Unfortunately, plastic surgery isn’t just about the body, it’s about the mind, as well. Plastic surgery allows patients to renew their confidence, eradicate body shame, and improve their self-image. Physical preparation for procedures is important, but patients should prepare emotionally for plastic surgery, too.

Post-Surgical Sadness

sad womanMost patients don’t anticipate being sad after their cosmetic surgeries. After all, each procedure is personalized based on the patient’s needs, desires, and perceived flaws. But post-surgical depression is a real phenomenon that many patients experience in the weeks after their procedures. Known causes of post-surgical sadness include:

  • A history of anxiety or depression
  • Emotional reactions to anesthesia or pain medication
  • Depending on others for help during recovery
  • An inability to resume normal activities during the recovery period
  • Lack of support from loved ones
  • Feeling pressured by loved ones to have undergone a procedure
  • Unrealistic expectations for the procedure
  • Swelling or slow healing
  • Getting used to a new appearance

Most cases of post-surgical depression are minor and temporary. Prepare for your emotional health by eating healthy, guaranteeing the support of loved ones, and discussing any concerns with Dr. Brantner before your surgery. If you experience severe or extended depression after plastic surgery, contact a healthcare professional immediately.
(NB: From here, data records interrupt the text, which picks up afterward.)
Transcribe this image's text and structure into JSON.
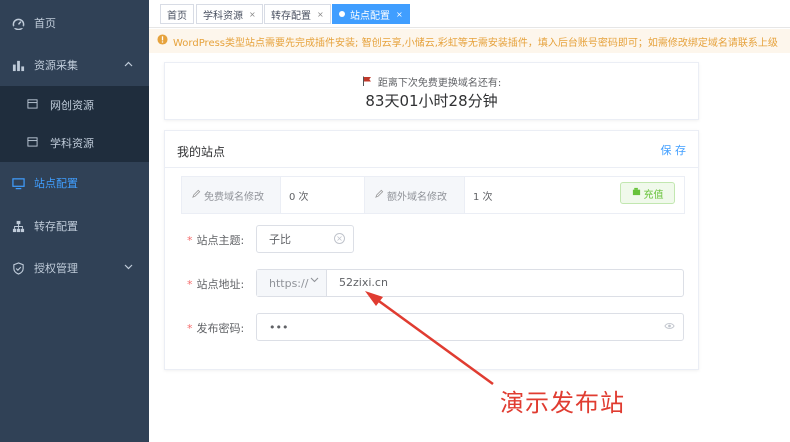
{
  "sidebar": {
    "items": [
      {
        "label": "首页",
        "icon": "dashboard-icon"
      },
      {
        "label": "资源采集",
        "icon": "bar-chart-icon",
        "arrow": "^"
      },
      {
        "label": "网创资源",
        "icon": "calendar-icon"
      },
      {
        "label": "学科资源",
        "icon": "calendar-icon"
      },
      {
        "label": "站点配置",
        "icon": "monitor-icon"
      },
      {
        "label": "转存配置",
        "icon": "sitemap-icon"
      },
      {
        "label": "授权管理",
        "icon": "shield-icon",
        "arrow": "v"
      }
    ]
  },
  "tabs": [
    {
      "label": "首页"
    },
    {
      "label": "学科资源",
      "close": "×"
    },
    {
      "label": "转存配置",
      "close": "×"
    },
    {
      "label": "站点配置",
      "close": "×"
    }
  ],
  "alert": {
    "text": "WordPress类型站点需要先完成插件安装; 智创云享,小储云,彩虹等无需安装插件，填入后台账号密码即可；如需修改绑定域名请联系上级"
  },
  "countdown": {
    "caption": "距离下次免费更换域名还有:",
    "time": "83天01小时28分钟"
  },
  "site": {
    "title": "我的站点",
    "save_label": "保 存",
    "free_domain_label": "免费域名修改",
    "free_domain_value": "0 次",
    "extra_domain_label": "额外域名修改",
    "extra_domain_value": "1 次",
    "recharge_label": "充值",
    "theme_label": "站点主题:",
    "theme_value": "子比",
    "address_label": "站点地址:",
    "protocol_value": "https://",
    "address_value": "52zixi.cn",
    "password_label": "发布密码:",
    "password_value": "•••",
    "required_mark": "*"
  },
  "annotation": {
    "text": "演示发布站",
    "color": "#e03c31"
  },
  "colors": {
    "sidebar_bg": "#304156",
    "accent": "#409eff",
    "warning": "#e6a23c",
    "success": "#67c23a"
  }
}
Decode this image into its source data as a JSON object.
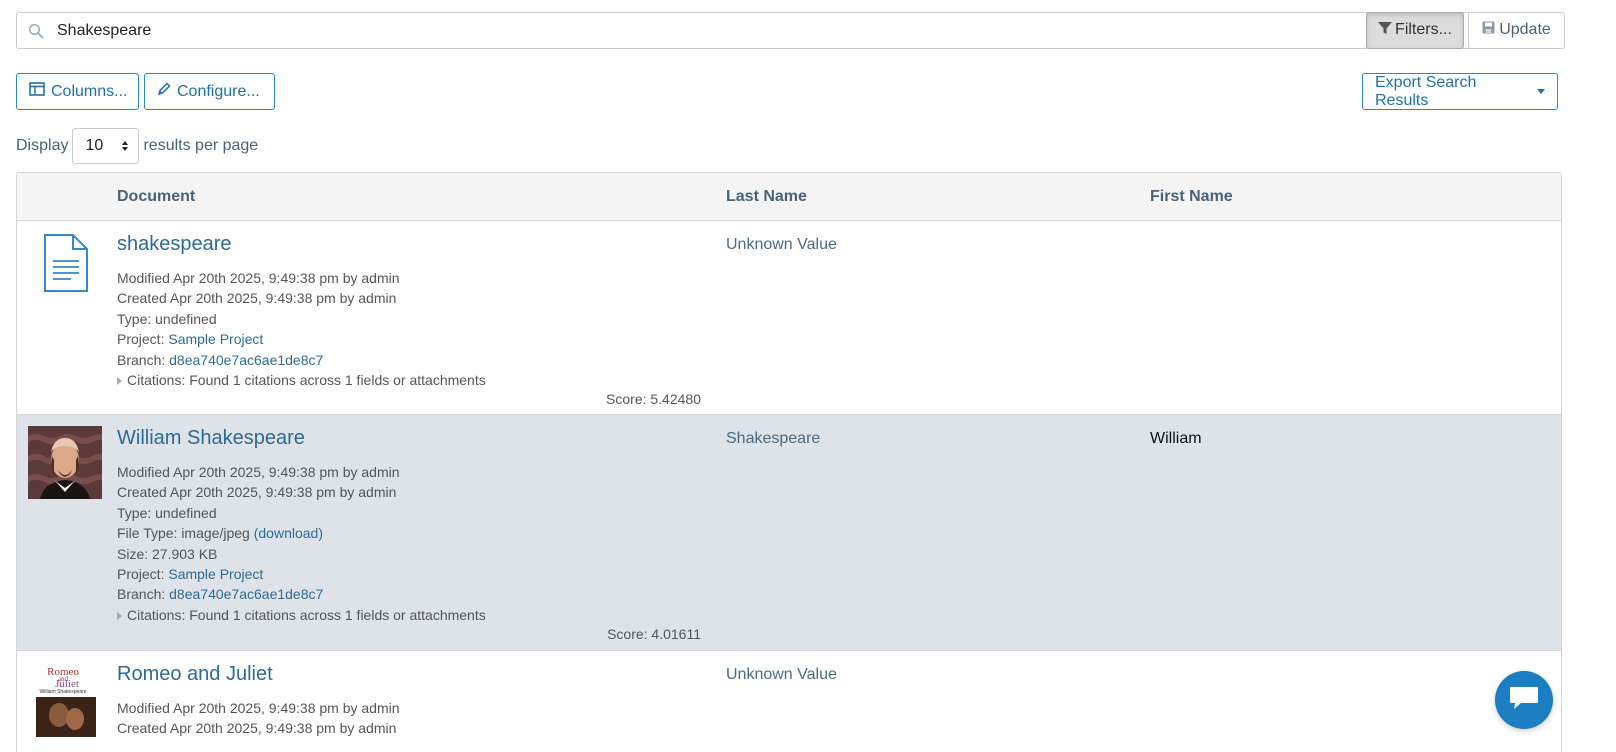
{
  "search": {
    "value": "Shakespeare",
    "filters_label": "Filters...",
    "update_label": "Update"
  },
  "toolbar": {
    "columns_label": "Columns...",
    "configure_label": "Configure...",
    "export_label": "Export Search Results"
  },
  "display": {
    "prefix": "Display",
    "per_page": "10",
    "suffix": "results per page"
  },
  "table": {
    "headers": {
      "document": "Document",
      "last_name": "Last Name",
      "first_name": "First Name"
    },
    "rows": [
      {
        "title": "shakespeare",
        "modified": "Modified Apr 20th 2025, 9:49:38 pm by admin",
        "created": "Created Apr 20th 2025, 9:49:38 pm by admin",
        "type": "Type: undefined",
        "project_label": "Project: ",
        "project": "Sample Project",
        "branch_label": "Branch: ",
        "branch": "d8ea740e7ac6ae1de8c7",
        "citations": "Citations: Found 1 citations across 1 fields or attachments",
        "score": "Score: 5.42480",
        "last_name": "Unknown Value",
        "first_name": ""
      },
      {
        "title": "William Shakespeare",
        "modified": "Modified Apr 20th 2025, 9:49:38 pm by admin",
        "created": "Created Apr 20th 2025, 9:49:38 pm by admin",
        "type": "Type: undefined",
        "file_type_label": "File Type: image/jpeg ",
        "download": "(download)",
        "size": "Size: 27.903 KB",
        "project_label": "Project: ",
        "project": "Sample Project",
        "branch_label": "Branch: ",
        "branch": "d8ea740e7ac6ae1de8c7",
        "citations": "Citations: Found 1 citations across 1 fields or attachments",
        "score": "Score: 4.01611",
        "last_name": "Shakespeare",
        "first_name": "William"
      },
      {
        "title": "Romeo and Juliet",
        "modified": "Modified Apr 20th 2025, 9:49:38 pm by admin",
        "created": "Created Apr 20th 2025, 9:49:38 pm by admin",
        "last_name": "Unknown Value",
        "thumb_text": {
          "line1": "Romeo",
          "line2": "and",
          "line3": "Juliet",
          "line4": "William Shakespeare"
        }
      }
    ]
  },
  "colors": {
    "accent": "#2e86c1",
    "link": "#2e6a93",
    "selected_row": "#dde3e8",
    "chat": "#1b7ec2"
  },
  "icons": [
    "search-icon",
    "filter-icon",
    "save-icon",
    "columns-icon",
    "pencil-icon",
    "document-icon",
    "chat-icon"
  ]
}
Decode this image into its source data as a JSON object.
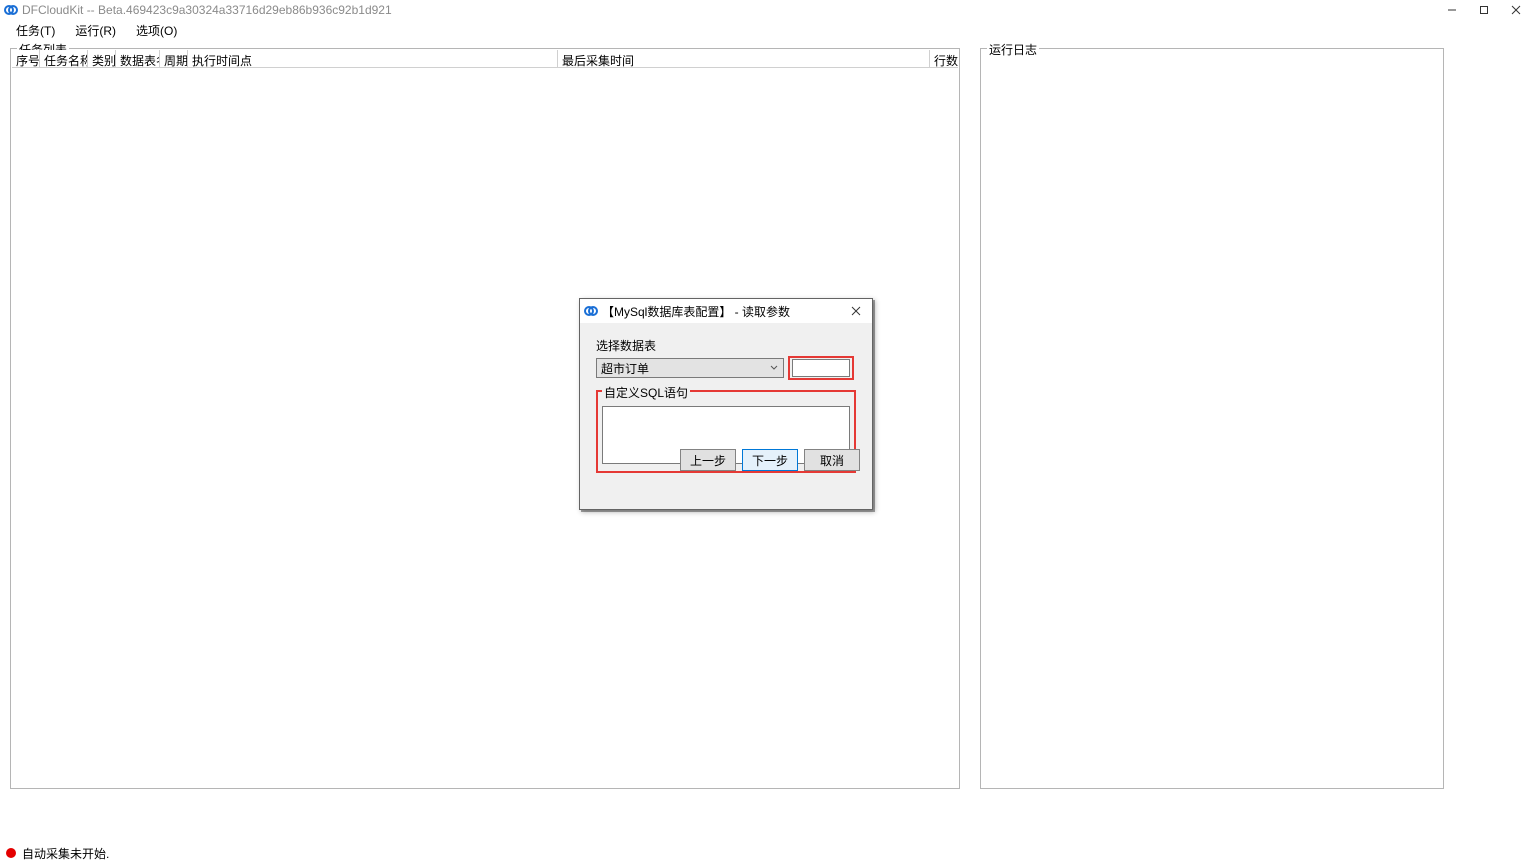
{
  "window": {
    "title": "DFCloudKit -- Beta.469423c9a30324a33716d29eb86b936c92b1d921"
  },
  "menu": {
    "task": "任务(T)",
    "run": "运行(R)",
    "options": "选项(O)"
  },
  "groups": {
    "task_list": "任务列表",
    "log": "运行日志"
  },
  "columns": {
    "seq": "序号",
    "task_name": "任务名称",
    "category": "类别",
    "table_name": "数据表名",
    "period": "周期",
    "exec_point": "执行时间点",
    "last_collect": "最后采集时间",
    "rows": "行数"
  },
  "dialog": {
    "title": "【MySql数据库表配置】 - 读取参数",
    "select_table_label": "选择数据表",
    "selected_table": "超市订单",
    "filter_value": "",
    "sql_legend": "自定义SQL语句",
    "sql_value": "",
    "prev": "上一步",
    "next": "下一步",
    "cancel": "取消"
  },
  "status": {
    "text": "自动采集未开始."
  }
}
Planning a Second Procedure

87% of plastic surgery patients are happy with their results. Of the other 13%, many patients feel that they don’t look better, just different. Patients dissatisfied with their appearance after plastic surgery should determine whether the problem is physical (unhappiness with the results of the procedure) or emotional (insecurity or anxiety). Dr. Brantner recommends waiting several months before undergoing any follow-up procedures. Waiting allows patients to fully heal and become more comfortable with their new appearance before jumping into another surgery.